Note.to.be ce n'était pas si mal pour la remise en question de la manière d'enseigner !

voilà le titre que je cherchais, Le cousin Pons...c'est là qu'intervient Mme Zipod...c'est ainsi que Schmucke, l'ami allemand de Pons, appelle Madame Cibot, écaillère devenue leur concierge...:

Le vieil Allemand aperçut alors madame Cibot qui écoutait, selon son droit de femme de ménage légitime. Saisi par une de ces inspirations qui ne brillent que dans le coeur d'un ami véritable, il alla droit à la portière, et l'emmena sur le palier:

- Montame Zipod, ce pon Bons aime les ponnes chosses, hâlez au Catran Pleu, temandez ein bedid tinner vin: tes angeois, di magaroni! Anvin ein rebas de Liquillis!
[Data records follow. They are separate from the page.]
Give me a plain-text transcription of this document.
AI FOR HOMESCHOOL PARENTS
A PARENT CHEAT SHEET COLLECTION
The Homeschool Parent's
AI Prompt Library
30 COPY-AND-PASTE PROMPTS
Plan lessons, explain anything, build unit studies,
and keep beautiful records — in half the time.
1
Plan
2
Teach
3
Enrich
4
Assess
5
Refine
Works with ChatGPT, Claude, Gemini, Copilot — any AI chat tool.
- Qu'est-ce que c'est? demanda madame Cibot.

- Eh pien! reprit Schmucke, c'esde ti feau à la pourchoise; ein pon boisson, eine poudeille te fin de Porteaux, dout ce qu'il y aura te meilleur en vriantise: gomme des groguettes te risse ed ti lard vîmé! Bayez! ne tittes rien, che fus rentrai tutte l'archand temain madin.

Moi j'aime par dessus tout Illusions perdues et Splendeur et misère des courtisanes (ah, la belle Esther, dite la torpille) et j'ai adoré Une ténèbreuse affaire et Louis Lambert, mais aussi Le Cabinet des Antiques, La fille aux yeux d'or...je crois que j'ai lu une quarantaine de titre mais il m'en reste tant à lire : je n'ai pas lu Les Chouans, César Birotteau, La Maison Nucingen notamment...voilà !

Mais que conseiller lorsqu'un mari souhaite s'associer?